Just made out with a pet sitter. His biz card says "even hamsters". Lowest point in my life.
A 14 year old with a teardrop tattoo just tried to sell me weed. I'm in the wrong fucking neighborhood.
i woke up next to a ladle and a packet of chocolate biscuits that my face had melted into one giant biscuit.
Dude, Taco Bell gave me a free fiesta potatoes when I won a bet on wether I could fit the entire rim of a cup in my mouth.

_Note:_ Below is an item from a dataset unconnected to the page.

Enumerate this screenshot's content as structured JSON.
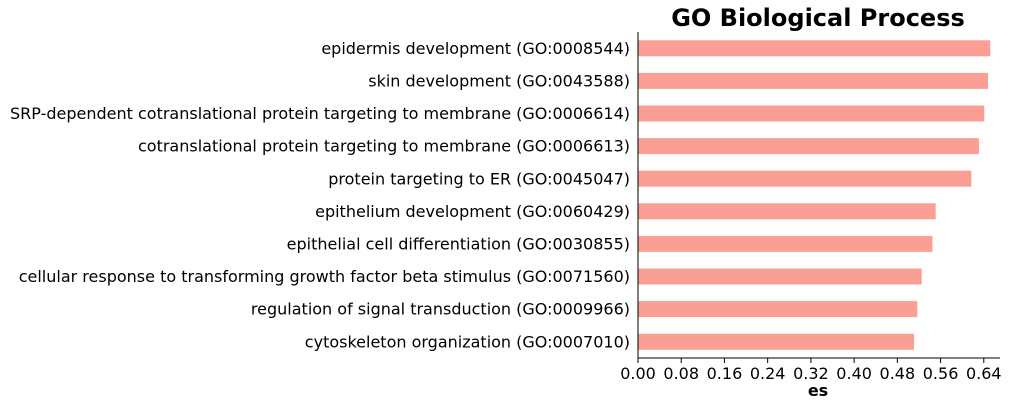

Told him I'd blow him in the bathroom. There was a giant window everyone was looking thru. He whipped it out n I burst out laughing n walked away. Even blackout drunk I set the bar high. You should be proud.
...if you're living vicariously thought me, that was a great blow job you just gave in the B&N parking lot.
Correction... Drunk on winter break. There are no days of the week on break.
Yeah yeah, I don't care. I bought a super soaker, so lets please go attracting attention by spraying each other while wearing white tank tops?
I am just saying if Clark Kent walks into your life, you fuck him
i just want a position where we can lock up like some sort of sexual megatron and go the whole night that way
I don't think this guy is worth it unless he's a skilled sexual amigo
Erin was right. There were bees at the after hours.
I will feel awake by 6 pm
Are we not meeting until 6?
No I'm just saying thats usually when my body knows it's time to party
He's literally cuddling with the washer and dryer.
I told him. He hasn't said anything. Crying and holding cats is probably what is happening.